Inflationary pressures have been of concern to central banks across the world. Ghana, has had its fair share as inflation is far above the target band of 8+/-2, now at 13.6 per cent as of January 2022.
With the policy rate currently at 14.5 per cent, raising the rate further to compensate for the rising inflation rates is likely to become a double slap on the economy. This trade-off has therefore gotten authorities at tenterhooks as businesses complaints over high cost of doing business and accessing loans have risen in recent years.
Trade Disruption to Reduce Export Revenues
The trade ties between both countries and Ghana has increased over the years.
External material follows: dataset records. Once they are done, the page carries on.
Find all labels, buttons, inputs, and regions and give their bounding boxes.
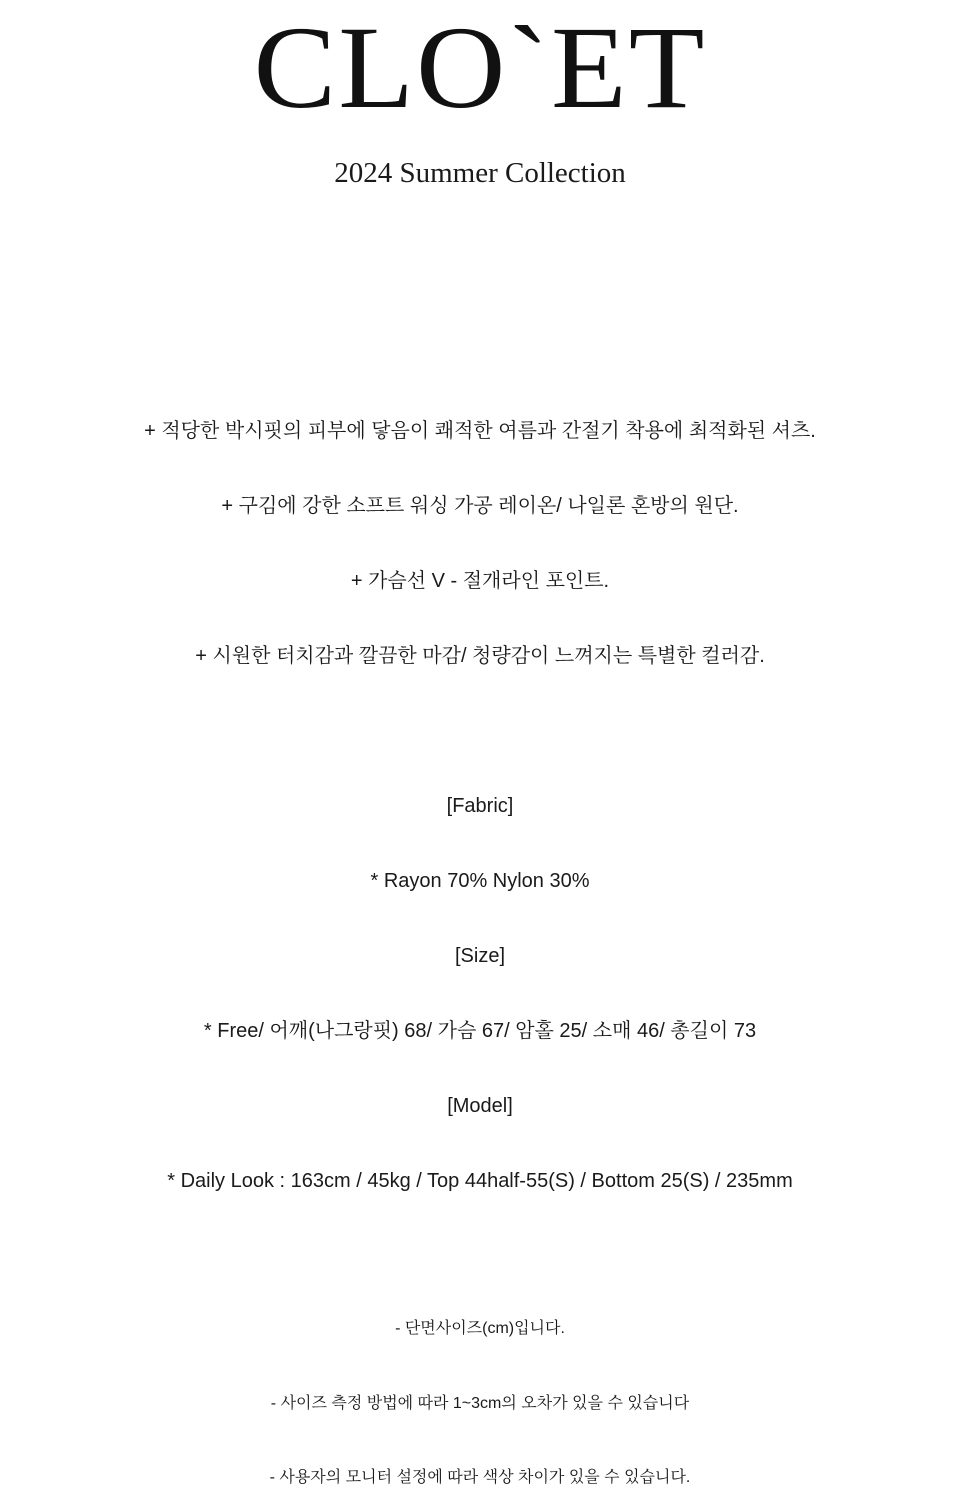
note-line: - 사용자의 모니터 설정에 따라 색상 차이가 있을 수 있습니다. [269,1469,691,1486]
fabric-value: * Rayon 70% Nylon 30% [370,870,590,892]
model-value: * Daily Look : 163cm / 45kg / Top 44half-55(S) / Bottom 25(S) / 235mm [167,1170,793,1192]
feature-line: + 가슴선 V - 절개라인 포인트. [350,570,610,592]
model-heading: [Model] [447,1095,513,1117]
note-line: - 사이즈 측정 방법에 따라 1~3cm의 오차가 있을 수 있습니다 [270,1395,690,1412]
brand-logo: CLO`ET [253,2,707,133]
feature-line: + 적당한 박시핏의 피부에 닿음이 쾌적한 여름과 간절기 착용에 최적화된 셔츠. [144,420,816,442]
fabric-heading: [Fabric] [446,795,514,817]
size-value: * Free/ 어깨(나그랑핏) 68/ 가슴 67/ 암홀 25/ 소매 46/ 총길이 73 [203,1020,757,1042]
size-heading: [Size] [454,945,506,967]
feature-line: + 구김에 강한 소프트 워싱 가공 레이온/ 나일론 혼방의 원단. [221,495,739,517]
collection-subtitle: 2024 Summer Collection [334,157,626,189]
note-line: - 단면사이즈(cm)입니다. [395,1320,565,1337]
feature-line: + 시원한 터치감과 깔끔한 마감/ 청량감이 느껴지는 특별한 컬러감. [195,645,765,667]
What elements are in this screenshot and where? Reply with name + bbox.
Of all the products exported from Ghana to Russia, cocoa and cocoa preparations ranked highest in Russian imports, increasing by 7 per cent per annum between 2016 and 2020 and makes up 6 per cent of the shares in Russia’s imports.
The most exported product from Ghana to Ukraine are a category of ores, slag and ash, increasing by 25 per cent per annum between 2016 and 2020, and also makes up 25 per cent of the shares in Ukraine imports, followed by cocoa and cocoa preparations which makes up 9 per cent of shares in Ukraine imports.
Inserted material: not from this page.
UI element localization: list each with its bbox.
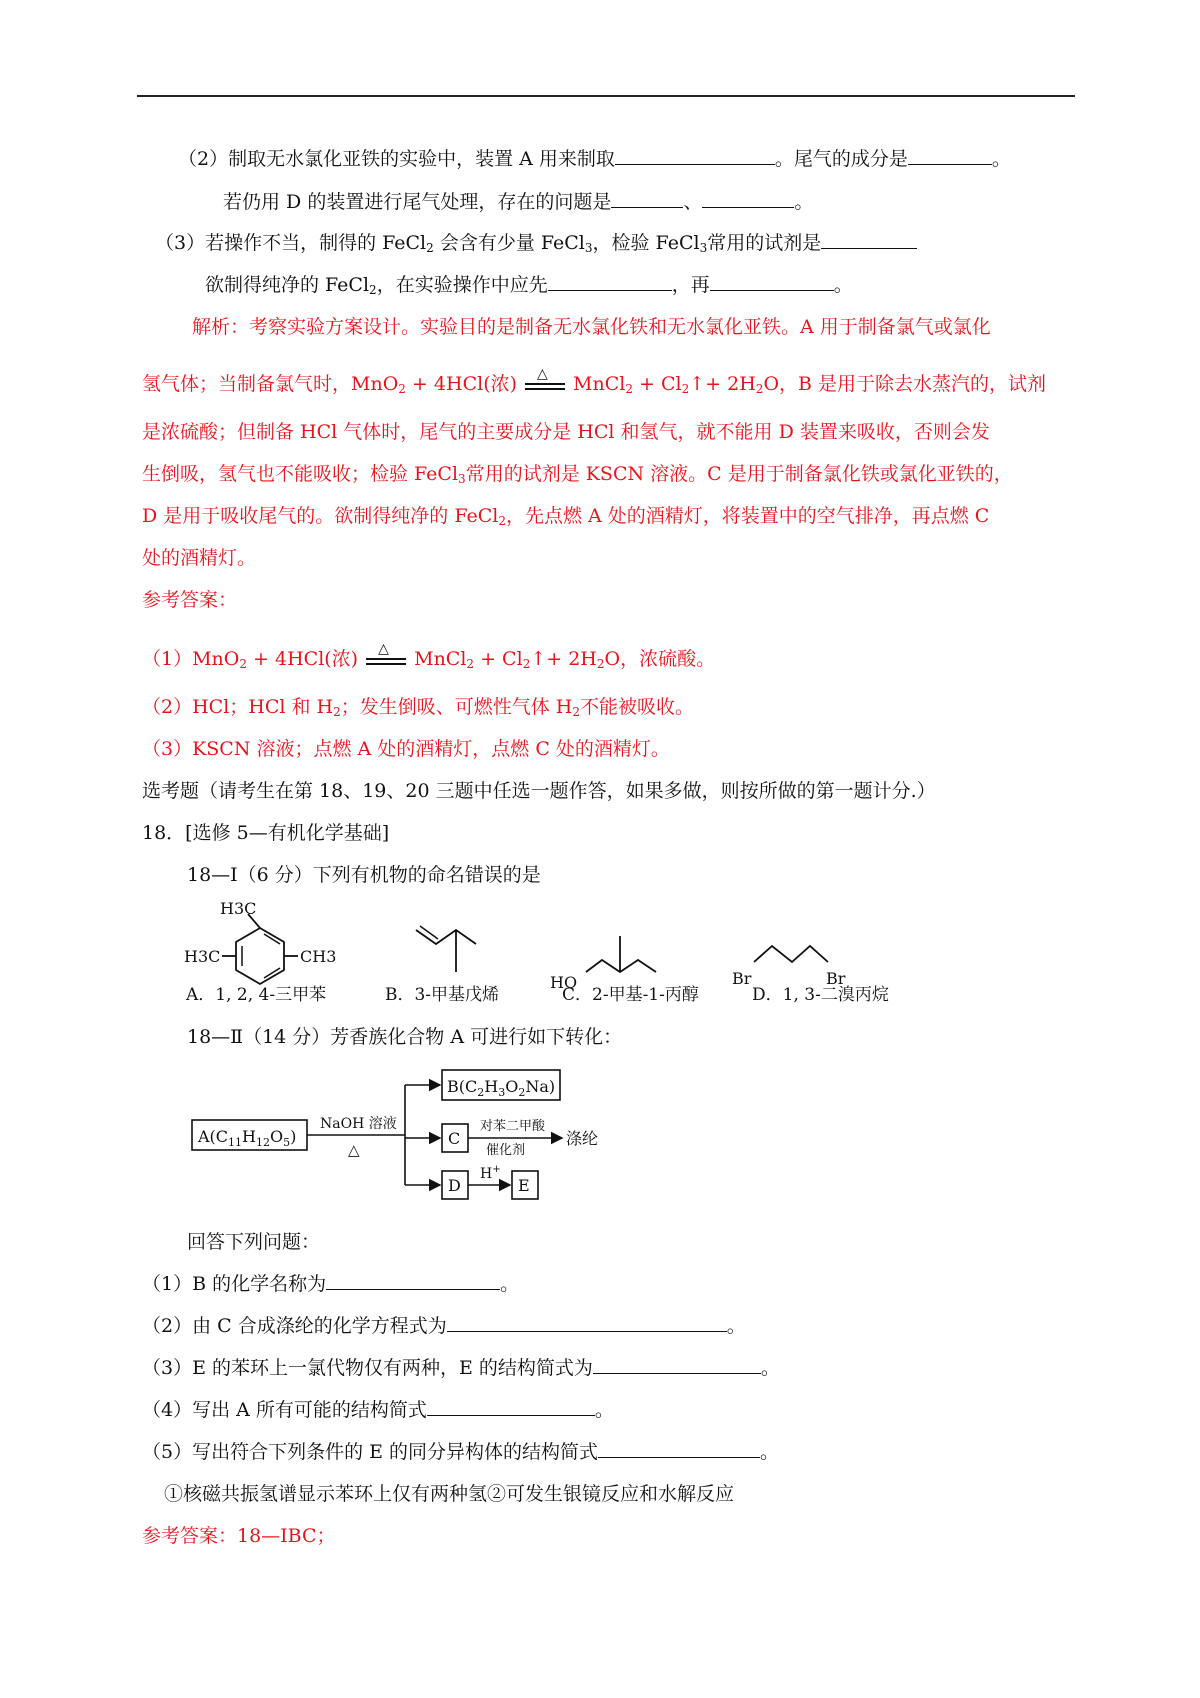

On the other hand, imports of cereals from Russia was the most imported product between 2016 and 2020, growing at an average rate of 12 per cent per annum, consisting 8 per cent of all Ghana’s imports.
Likewise, in Ukraine, iron and steel were the most imported products into Ghana from Ukraine, averaging 26 per cent in growth between 2016 and 2020, followed by a category of animal or vegetable fats and oil with a total value of US$56, 206,000, making up 3 per cent share in Ghana’s imports.
In a worse-case scenario, intensifying conflict between the two countries could trigger a disruption in Ghana’s trade with these countries, as the country’s exports of its main traditional commodities such as cocoa could be affected, shrinking the country’s export revenues as a result.
Already, the global economy is not done dealing with the US-China trade issues, and the pandemic’s impact on trade which has increased prices on imported products, especially into Ghana, amid the resolution of whether or not there is need to suspend the benchmark policy value on imported products.
In dealing with the rising fuel prices, Dr Sulemana indicated that the government should therefore brace itself, being aware of these challenges on the global market, to look at cushioning the downstream market with the boom in the upstream due to the rising oil prices, at least in order to manage inflationary pressures from higher pump prices. Ghana cannot continue to rely on the mercies of the global oil market, he averred.